Although the payment allocation rules from the Credit CARD Act only apply to consumer credit cards, some credit card companies have gone ahead and applied the same consumer-friendly rules to their small business credit cards anyway. That means that some credit card companies will apply your payments (above the minimum payment) to your highest APR balance first (15% APR in this example), instead of your lowest APR balance. Therefore, you should read the terms and conditions of your credit card agreement carefully to see if the old rules for payment allocation still apply. If they do, you may want to consider applying for a small business credit card that uses the new payment allocation system.
Our Recommendation for Small Business Credit Cards:
Even if you find a small business credit card that uses the consumer-friendly payment allocation system, credit card companies are not obligated under the law to maintain that policy and there is a chance that they could revert to the old rules. Therefore, your best bet is take precautions to keep costs down in either scenario.

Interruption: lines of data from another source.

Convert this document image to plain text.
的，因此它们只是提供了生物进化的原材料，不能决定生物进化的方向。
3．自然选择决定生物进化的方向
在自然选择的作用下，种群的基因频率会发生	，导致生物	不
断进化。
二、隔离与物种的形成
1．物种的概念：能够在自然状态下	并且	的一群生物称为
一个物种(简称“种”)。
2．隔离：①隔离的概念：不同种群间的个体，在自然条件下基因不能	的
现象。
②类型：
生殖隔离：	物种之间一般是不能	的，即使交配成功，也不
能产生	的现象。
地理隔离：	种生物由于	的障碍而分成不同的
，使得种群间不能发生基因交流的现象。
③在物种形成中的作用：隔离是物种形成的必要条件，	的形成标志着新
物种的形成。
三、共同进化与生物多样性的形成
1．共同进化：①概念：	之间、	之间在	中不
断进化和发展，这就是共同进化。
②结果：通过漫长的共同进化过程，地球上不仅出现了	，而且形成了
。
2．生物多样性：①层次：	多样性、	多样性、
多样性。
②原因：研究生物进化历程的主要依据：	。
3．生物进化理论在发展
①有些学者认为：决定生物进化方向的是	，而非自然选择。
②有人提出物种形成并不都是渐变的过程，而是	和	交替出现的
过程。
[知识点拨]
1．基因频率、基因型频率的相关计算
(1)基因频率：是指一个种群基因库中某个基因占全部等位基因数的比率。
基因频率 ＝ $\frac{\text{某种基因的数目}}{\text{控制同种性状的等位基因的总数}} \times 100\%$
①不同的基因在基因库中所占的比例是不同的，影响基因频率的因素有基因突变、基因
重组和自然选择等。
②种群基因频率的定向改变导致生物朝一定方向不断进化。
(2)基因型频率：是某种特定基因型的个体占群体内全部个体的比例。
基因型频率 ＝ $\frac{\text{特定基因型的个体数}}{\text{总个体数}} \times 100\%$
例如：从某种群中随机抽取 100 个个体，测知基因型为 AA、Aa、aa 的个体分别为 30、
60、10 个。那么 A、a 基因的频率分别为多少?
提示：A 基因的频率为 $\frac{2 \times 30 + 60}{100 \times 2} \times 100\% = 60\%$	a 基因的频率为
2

To keep costs down with the old payment allocation rules, we strongly recommend you avoid mixing-and-matching the transactions you make on a single card. Unless your small business credit card has the same APR at all times for all types of balances (i.e. balance transfers, purchases, cash advances), you should have a separate card for each of these functions. Otherwise, you won’t be able to pay off your highest APR balance until you have finished paying off all of the lower APR balances. This could be a big problem if, for example, you had $1,000 in new purchases at 15% APR that you couldn’t pay down until you paid off your $10,000 in balance transferred debt at 7% APR. If you need to both transfer a balance and make new purchases for your small business, consider applying for two credit cards: one with a low balance-transfer APR, and one with a low APR for purchases.